Já na Guiné Equatorial, a visita assumiu contornos mais ambíguos, uma vez que, ao mesmo tempo em que denunciou desigualdades, gerou críticas de setores oposicionistas que interpretaram sua presença como potencial legitimação de um regime autoritário consolidado. Esse episódio revela um dos dilemas centrais da diplomacia vaticana: como engajar-se politicamente em contextos sensíveis sem reforçar estruturas de poder contestadas.

A passagem pela Argélia, por sua vez, reforça o papel estratégico do Norte da África no contexto ampliado do Sahel e das dinâmicas de segurança internacional, especialmente no que diz respeito ao terrorismo, fluxos migratórios e rivalidades geopolíticas entre potências globais. Nesse sentido, o Papa reforçou o eixo do diálogo inter-religioso como instrumento de estabilização, ao mesmo tempo em que buscou projetar a Igreja como ponte diplomática entre diferentes civilizações e sistemas políticos.
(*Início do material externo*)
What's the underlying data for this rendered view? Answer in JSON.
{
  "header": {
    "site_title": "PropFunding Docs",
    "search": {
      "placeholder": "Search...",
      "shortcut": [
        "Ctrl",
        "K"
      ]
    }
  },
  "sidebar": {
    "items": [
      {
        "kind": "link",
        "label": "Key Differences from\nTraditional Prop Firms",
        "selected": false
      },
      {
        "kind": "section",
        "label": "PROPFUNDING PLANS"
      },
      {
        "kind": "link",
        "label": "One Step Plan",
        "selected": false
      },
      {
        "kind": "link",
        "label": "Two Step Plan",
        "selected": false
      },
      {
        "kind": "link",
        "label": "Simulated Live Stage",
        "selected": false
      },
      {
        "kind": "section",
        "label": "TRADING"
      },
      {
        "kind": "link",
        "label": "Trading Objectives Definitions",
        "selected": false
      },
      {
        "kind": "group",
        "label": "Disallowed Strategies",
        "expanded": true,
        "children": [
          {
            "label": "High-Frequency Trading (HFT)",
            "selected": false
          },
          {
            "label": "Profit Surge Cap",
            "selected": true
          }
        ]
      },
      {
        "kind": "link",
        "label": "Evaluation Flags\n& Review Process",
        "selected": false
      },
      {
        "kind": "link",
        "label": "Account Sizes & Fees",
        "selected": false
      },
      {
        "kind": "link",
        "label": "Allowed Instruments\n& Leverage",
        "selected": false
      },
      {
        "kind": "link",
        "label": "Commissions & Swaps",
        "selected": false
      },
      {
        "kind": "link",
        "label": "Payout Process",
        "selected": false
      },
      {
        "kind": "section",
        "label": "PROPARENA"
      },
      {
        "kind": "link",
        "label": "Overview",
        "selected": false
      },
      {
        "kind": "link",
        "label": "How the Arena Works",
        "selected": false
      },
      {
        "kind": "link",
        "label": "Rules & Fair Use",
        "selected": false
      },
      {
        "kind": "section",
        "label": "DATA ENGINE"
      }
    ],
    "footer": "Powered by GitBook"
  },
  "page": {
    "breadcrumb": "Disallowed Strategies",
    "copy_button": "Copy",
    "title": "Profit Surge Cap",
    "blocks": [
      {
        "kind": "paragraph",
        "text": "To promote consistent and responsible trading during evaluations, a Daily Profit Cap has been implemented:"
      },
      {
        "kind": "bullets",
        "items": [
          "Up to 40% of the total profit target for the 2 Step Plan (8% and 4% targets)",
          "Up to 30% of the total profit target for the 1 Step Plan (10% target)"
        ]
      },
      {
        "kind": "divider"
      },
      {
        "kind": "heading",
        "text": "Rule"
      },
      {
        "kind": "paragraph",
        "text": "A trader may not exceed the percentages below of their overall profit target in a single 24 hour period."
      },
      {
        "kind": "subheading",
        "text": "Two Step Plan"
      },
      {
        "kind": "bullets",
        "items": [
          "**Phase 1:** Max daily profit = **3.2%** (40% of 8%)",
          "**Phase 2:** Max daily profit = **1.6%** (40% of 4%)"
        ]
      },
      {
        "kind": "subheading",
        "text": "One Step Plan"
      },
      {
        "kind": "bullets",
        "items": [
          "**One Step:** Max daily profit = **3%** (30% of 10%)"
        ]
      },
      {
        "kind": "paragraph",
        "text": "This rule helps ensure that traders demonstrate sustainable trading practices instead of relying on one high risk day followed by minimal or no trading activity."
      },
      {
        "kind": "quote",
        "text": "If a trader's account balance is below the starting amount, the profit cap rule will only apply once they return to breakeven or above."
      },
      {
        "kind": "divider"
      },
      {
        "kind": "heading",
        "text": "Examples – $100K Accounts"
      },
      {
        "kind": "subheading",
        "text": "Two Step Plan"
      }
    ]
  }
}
Tal postura revela uma tentativa deliberada de reposicionar o Vaticano como ator relevante em um cenário internacional marcado pela crise do multilateralismo e pela fragmentação da governança global; sobretudo, no cenário norte-africano de crescimento exponencial do Islam.

Um dos aspectos mais significativos da viagem foi a inflexão no tom discursivo do pontífice, que abandonou uma postura mais cautelosa para adotar uma retórica assertiva e crítica. Ao denunciar autoritarismo, desigualdade, exploração econômica e o uso instrumental da religião para justificar conflitos, o Papa assume a posição de “empreendedor normativo”, disputando diretamente as narrativas que estruturam o sistema internacional. Essa mudança de postura torna-se ainda mais evidente quando analisada à luz do atrito com o presidente americano, Donald Trump, ocorrido paralelamente à viagem. As críticas papais à guerra envolvendo o Irã e ao uso político da religião foram interpretadas por Trump como um ataque direto, desencadeando uma troca de declarações que extrapola o plano pessoal e revela uma clivagem mais profunda entre duas visões de ordem internacional.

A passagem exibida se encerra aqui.